Tokyo stocks have closed 0.39 per cent higher as investors await corporate earnings reports by major Japanese firms.
The benchmark Nikkei 225 index was up 42.41 points at 10,866.72 on Tuesday, while the broader Topix index of all first-section shares rose 0.76 per cent, or 6.98 points, to 920.76.
"Foreign buying is tepid, although there are pockets of more concentrated interest, such as in banks and brokerages," an equity trading director at a foreign brokerage told Dow Jones Newswires.
"Apprehension over the upcoming (Federal Reserve) meeting, as well as US payrolls data is keeping enthusiasm somewhat at bay for the moment."
The Fed goes into the two-day meeting on Tuesday a week after Japan's central bank unveiled fresh monetary easing measures that have weakened the yen.

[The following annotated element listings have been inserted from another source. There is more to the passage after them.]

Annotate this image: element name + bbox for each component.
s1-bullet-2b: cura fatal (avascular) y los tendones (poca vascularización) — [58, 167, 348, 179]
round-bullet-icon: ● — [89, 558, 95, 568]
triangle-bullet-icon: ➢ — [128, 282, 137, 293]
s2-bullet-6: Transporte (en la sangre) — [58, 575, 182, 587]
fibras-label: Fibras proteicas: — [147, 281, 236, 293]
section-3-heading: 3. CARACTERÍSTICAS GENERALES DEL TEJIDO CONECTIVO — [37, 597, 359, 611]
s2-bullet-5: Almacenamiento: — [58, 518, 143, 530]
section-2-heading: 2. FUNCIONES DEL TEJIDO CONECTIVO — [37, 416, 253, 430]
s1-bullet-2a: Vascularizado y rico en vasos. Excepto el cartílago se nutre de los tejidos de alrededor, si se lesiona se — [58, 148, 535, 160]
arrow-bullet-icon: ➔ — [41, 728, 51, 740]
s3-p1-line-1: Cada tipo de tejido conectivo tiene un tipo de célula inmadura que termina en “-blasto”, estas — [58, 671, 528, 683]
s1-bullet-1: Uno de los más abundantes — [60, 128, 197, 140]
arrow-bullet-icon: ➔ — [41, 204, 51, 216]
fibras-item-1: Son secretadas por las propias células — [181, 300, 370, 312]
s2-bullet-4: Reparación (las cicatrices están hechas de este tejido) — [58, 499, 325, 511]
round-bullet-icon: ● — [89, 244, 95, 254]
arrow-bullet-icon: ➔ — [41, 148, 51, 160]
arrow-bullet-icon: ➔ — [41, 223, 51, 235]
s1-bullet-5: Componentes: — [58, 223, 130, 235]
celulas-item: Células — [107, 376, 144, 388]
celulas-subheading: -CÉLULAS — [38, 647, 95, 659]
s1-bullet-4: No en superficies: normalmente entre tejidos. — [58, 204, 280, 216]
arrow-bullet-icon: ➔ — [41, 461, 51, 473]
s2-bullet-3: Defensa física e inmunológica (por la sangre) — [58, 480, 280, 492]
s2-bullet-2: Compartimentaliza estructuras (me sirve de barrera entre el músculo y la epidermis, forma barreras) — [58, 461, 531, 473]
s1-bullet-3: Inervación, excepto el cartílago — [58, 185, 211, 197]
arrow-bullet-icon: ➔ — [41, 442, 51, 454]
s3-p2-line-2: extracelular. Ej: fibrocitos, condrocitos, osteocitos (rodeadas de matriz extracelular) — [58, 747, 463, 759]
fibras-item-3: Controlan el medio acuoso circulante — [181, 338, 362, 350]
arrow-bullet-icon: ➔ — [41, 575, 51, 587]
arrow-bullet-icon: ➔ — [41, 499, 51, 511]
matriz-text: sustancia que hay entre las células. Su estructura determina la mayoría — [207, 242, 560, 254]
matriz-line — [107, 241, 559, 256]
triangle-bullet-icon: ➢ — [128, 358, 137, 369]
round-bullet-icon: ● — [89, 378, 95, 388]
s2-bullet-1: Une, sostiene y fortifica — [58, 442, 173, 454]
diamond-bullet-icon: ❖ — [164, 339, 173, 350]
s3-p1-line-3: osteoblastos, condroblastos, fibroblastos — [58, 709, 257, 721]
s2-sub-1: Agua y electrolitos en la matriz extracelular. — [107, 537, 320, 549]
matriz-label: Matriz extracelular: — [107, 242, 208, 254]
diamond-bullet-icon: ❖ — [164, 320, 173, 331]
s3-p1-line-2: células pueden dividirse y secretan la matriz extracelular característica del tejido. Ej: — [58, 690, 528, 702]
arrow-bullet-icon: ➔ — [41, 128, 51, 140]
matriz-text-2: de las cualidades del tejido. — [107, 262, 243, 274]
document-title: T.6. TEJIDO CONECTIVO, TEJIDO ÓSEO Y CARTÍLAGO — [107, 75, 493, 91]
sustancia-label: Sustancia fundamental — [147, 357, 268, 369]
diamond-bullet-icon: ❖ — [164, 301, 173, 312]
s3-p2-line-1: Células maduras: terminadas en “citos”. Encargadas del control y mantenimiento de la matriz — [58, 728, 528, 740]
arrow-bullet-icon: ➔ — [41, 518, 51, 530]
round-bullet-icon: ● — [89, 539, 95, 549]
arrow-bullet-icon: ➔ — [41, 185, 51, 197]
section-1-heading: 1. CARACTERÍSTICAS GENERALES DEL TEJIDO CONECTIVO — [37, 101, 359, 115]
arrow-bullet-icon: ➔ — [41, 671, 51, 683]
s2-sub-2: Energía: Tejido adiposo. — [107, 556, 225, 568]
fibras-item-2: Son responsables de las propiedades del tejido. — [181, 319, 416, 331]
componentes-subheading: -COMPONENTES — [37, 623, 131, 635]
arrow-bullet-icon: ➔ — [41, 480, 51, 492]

The US central bank has said it will not tighten policy until the jobless rate falls to 6.5 per cent. Friday will see the release of official jobs data, with unemployment currently at 7.8 per cent.
Investors were also cautiously awaiting earnings results by major Japanese companies later this week, including Toshiba, Panasonic and Honda.
US stocks finished Monday mostly lower despite a stronger-than-expected manufactured durable goods report and a nearly two per cent gain by Caterpillar.
The construction and mining equipment giant, considered a bellwether of the global economy, posted a big year-on-year drop in quarterly profit but suggested business could pick up in the second half of 2013.
The Dow Jones Industrial Average finished 0.1 per cent lower at 13,881.93.
In Tokyo trade, Mitsubishi UFJ Financial Group rose 3.75 per cent to Y497. Sony slipped 1.56 per cent to Y1,385 after soaring on Monday on a weak yen and after Merrill Lynch Japan raised its target price on the stock.
Osaka-listed videogame giant Nintendo also gave up some of its gains from the previous day, dipping 0.51 per cent to Y9,580.
Toyota shares rose 0.23 per cent to Y4,325, Honda was up 0.88 per cent at Y3,430 and Nissan jumped 4.35 per cent to Y934.
On Monday, the trio released upbeat sales and production figures, with Toyota logging record 2012 sales of 9.75 million vehicles.
The data confirmed the Japanese giant had reclaimed the title of world's biggest vehicle seller from General Motors.
In forex markets, the dollar weakened to Y90.73, against Y90.82 in New York on Monday, with the euro also easing to Y122.06 from Y122.20 and to $US1.3448 from $US1.3454.